We performed data validity and integrity tests on data from RMV’s database of placard holders regarding 622,226 disability parking placard records and approximately 4 million active driver’s licenses, including the 1.6 million licenses issued during the audit period, determining whether there were any duplicates, gaps in the date range, or invalid data, to determine whether the data were reliable. After joining RMV license data and Death Master File data, we performed data reliability analysis on the set of approximately 4 million licenses to confirm that the data (1) did not contain any duplicate records, (2) contained valid class codes, (3) included appropriate license numbers (i.e., numbers starting with the letter S), and (4) used valid data types and formatting in each field. If the data fell within these parameters, we assessed the ALARS license and Death Master File data as reliable for use. Although the Social Security Administration does not guarantee 100% accuracy, it does have a process for reporting errors and making updates, which increases the likelihood that the Death Master File is substantially accurate.
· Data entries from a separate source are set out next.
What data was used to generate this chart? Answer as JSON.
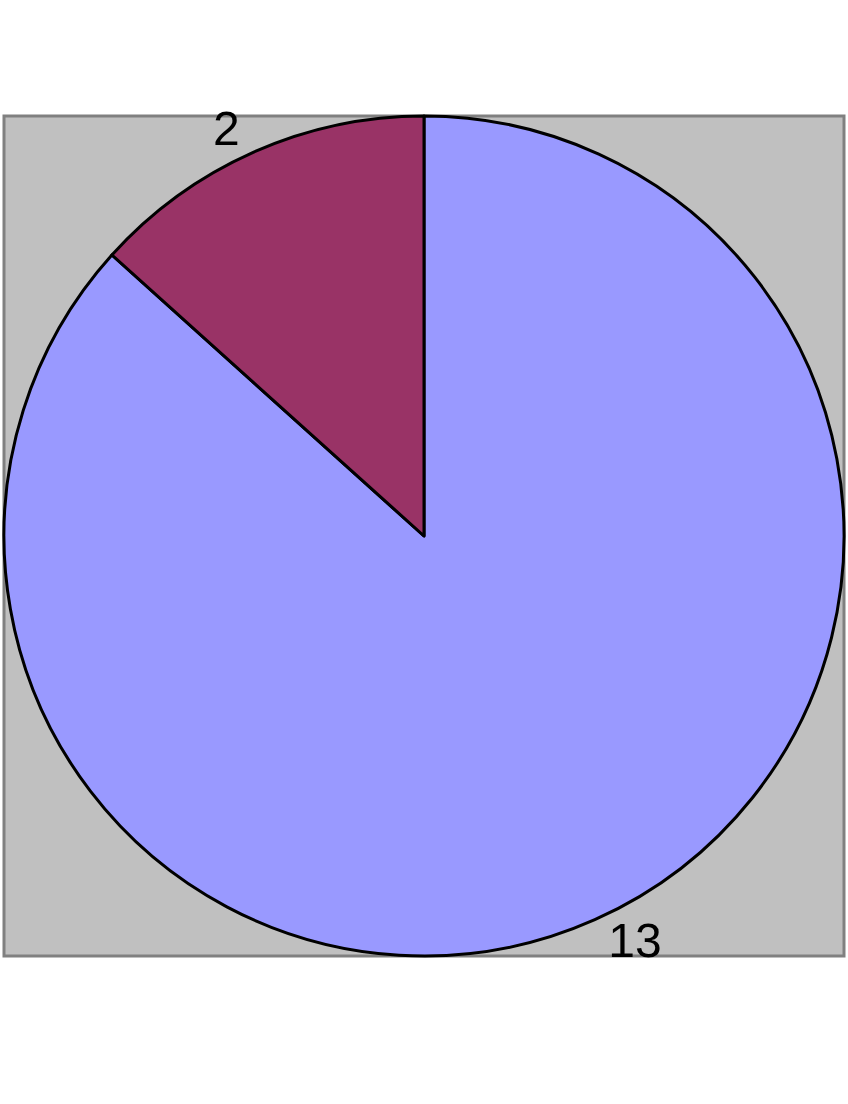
{
  "chart_data": {
    "type": "pie",
    "categories": [
      null,
      null
    ],
    "values": [
      13,
      2
    ],
    "colors": [
      "#9999ff",
      "#993366"
    ],
    "data_labels": true,
    "legend": false
  }
}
2.    Closeouts are the process used by RMV receiving tellers who perform either a midday or an end-of-shift reconciliation of cash received by RMV clerks. During this process, the receiving teller attempts to reconcile the amount of cash on hand in each clerk’s area to the amount of revenue collected by the clerk as reflected in RMV’s Automated Licensing and Registration System.

3.    The term “cash deposited” refers here to both cash and checks received by the clerks.

4.    FileNet is a Web-based system used by RMV to store electronic images of documentation.

5.    Death notices are normally reported monthly; therefore, we selected 45 days as the period before the expiration date to test whether the license status was set to “expired” because the license holder had died.